Not follower counts. Actual relationships with writers, editors, and readers who value your work. Use online spaces as a funnel to offline engagement:
Attend local writing groups, readings, or literary festivals.
Host workshops, salons, or small reading circles.
Create book clubs or critique circles in your city.
Offline connections are more resilient than online algorithms. They build trust, opportunities, and audiences in ways social media alone cannot.
4. Document your process.
People will increasingly value transparency and authenticity. Show the work behind your work:
Share drafts, revisions, and notes.
Talk about your creative choices and challenges.
If you use AI for research or formatting, be open about it.
This builds credibility and gives readers and collaborators a reason to invest in your voice.
5. Protect yourself legally.
Copyright and fair use are evolving rapidly. Lawsuits over AI training datasets and intellectual property are ongoing. You do not need to be a lawyer, but you do need awareness:
Track the legal developments relevant to your genre.
Keep records of your original work and publication dates.
If unsure, consult professional organizations or legal advisors.
6. Manage your online time.
Digital overload is real. 62% of people report recurring burnout from constant notifications and social media. Nearly half say their browser distracts as often as it helps. Avoid endless scrolling or debates that drain your energy. Focus online only when it serves offline goals or strengthens your abilities as an author.
7. Diversify visibility beyond algorithms.
When it comes to social media, instability is baked in. Paid visibility dominates, and organic reach can vanish overnight. Reduce dependence on any single platform:
Maintain an email list or newsletter tied to your offline work.
Host in-person events or readings.
Use online tools to funnel audiences to spaces you control.
Your goal is not social media popularity. It is a stable foundation that supports your writing life.

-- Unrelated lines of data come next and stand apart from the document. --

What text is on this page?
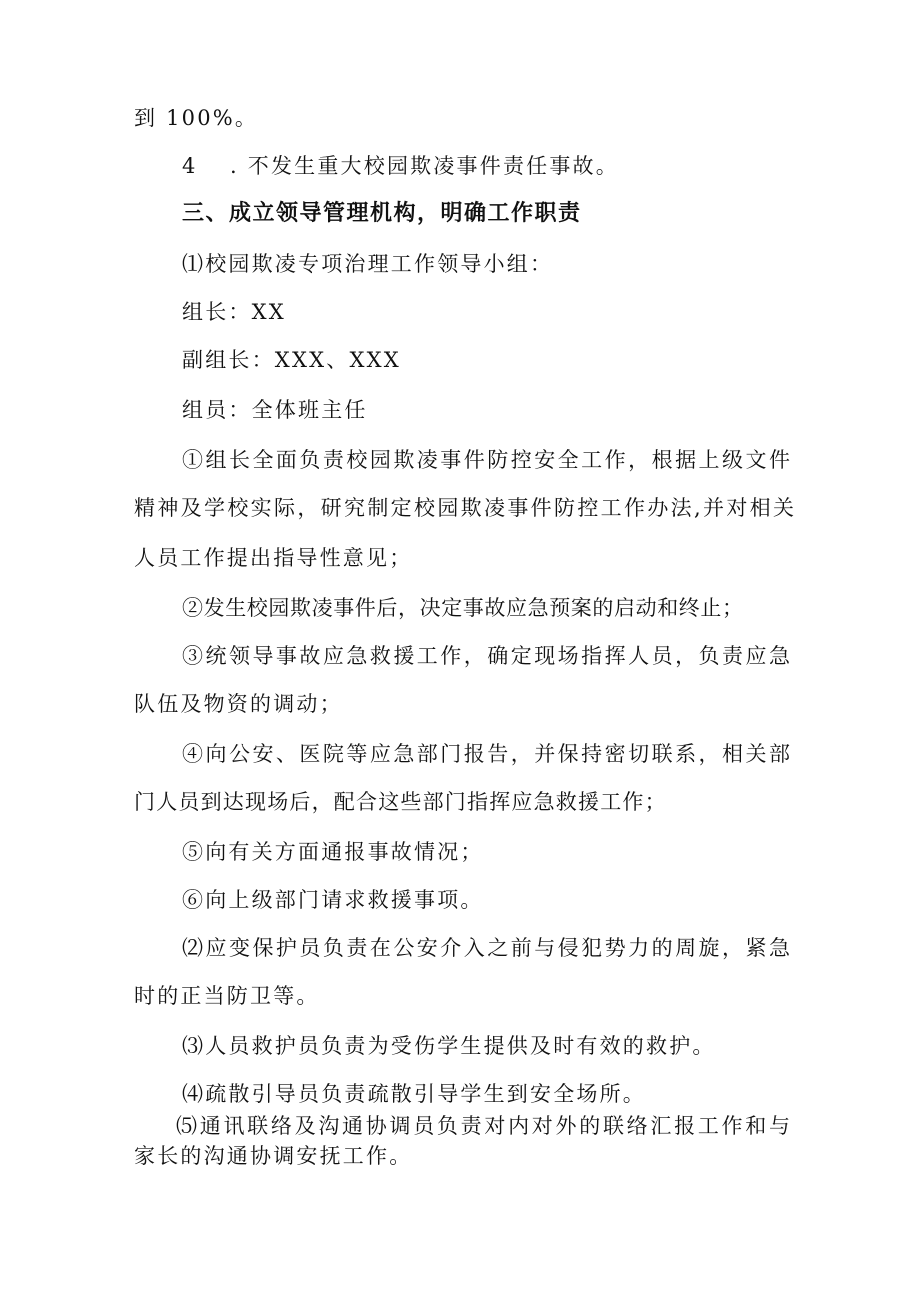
到 100%。
4 . 不发生重大校园欺凌事件责任事故。
三、成立领导管理机构，明确工作职责
⑴校园欺凌专项治理工作领导小组：
组长：XX
副组长：XXX、XXX
组员：全体班主任
①组长全面负责校园欺凌事件防控安全工作，根据上级文件
精神及学校实际，研究制定校园欺凌事件防控工作办法,并对相关
人员工作提出指导性意见；
②发生校园欺凌事件后，决定事故应急预案的启动和终止；
③统领导事故应急救援工作，确定现场指挥人员，负责应急
队伍及物资的调动；
④向公安、医院等应急部门报告，并保持密切联系，相关部
门人员到达现场后，配合这些部门指挥应急救援工作；
⑤向有关方面通报事故情况；
⑥向上级部门请求救援事项。
⑵应变保护员负责在公安介入之前与侵犯势力的周旋，紧急
时的正当防卫等。
⑶人员救护员负责为受伤学生提供及时有效的救护。
⑷疏散引导员负责疏散引导学生到安全场所。
⑸通讯联络及沟通协调员负责对内对外的联络汇报工作和与
家长的沟通协调安抚工作。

8. Nurture resilience and perspective.
The broader cultural moment is intense, but creative careers always require stamina. Past technological and social developments, from photography to digital art, show that human creativity adapts. Authentic, thoughtful work persists.
Set boundaries around conversations that do not serve you.
Schedule regular writing time and breaks.
Maintain hobbies, friendships, and routines outside of writing.
These steps help you operate clearly, consistently, and sustainably, even when platforms, reader behaviour, and markets feel unpredictable.
TAKEAWAY
As a writer you may want certainty right now. But the thing is, nobody can give you that. The legal battles continue. Technology continues to change. The market remains unstable.
You do not need certainty to move forward. You need clarity about your own values and goals. You need to know what you stand for and what you will not compromise on. You need to understand which tools serve your work and which ones make it harder.
A broader cultural moment is unfolding. Many historians and commentators describe it as a new renaissance of creativity. Periods of major technological change often highlight human imagination, emotional expression, and originality. As machines automate routine work and digital fatigue spreads, human creativity becomes more visible and more valued.
Some thinkers suggest that this moment parallels the original Renaissance. Art, literature, and culture flourish when people are forced to reconsider what humans can contribute that machines cannot. Today, audiences and institutions are paying attention to work that reflects human choice, effort, and insight.
The pressures you feel now may be part of a larger realignment. As routine work is automated and attention becomes fragmented, what humans create, imagine, and think matters more. Authenticity, intention, and personal expression are in demand.
Do not try to pick a side in someone else’s conflict. Stay true to what makes your work matter. Human connection, emotional truth, and creative effort are what readers seek.
That is what readers value. That is what lasts. This moment can shine a spotlight on human creativity. That is what writers have the opportunity to offer.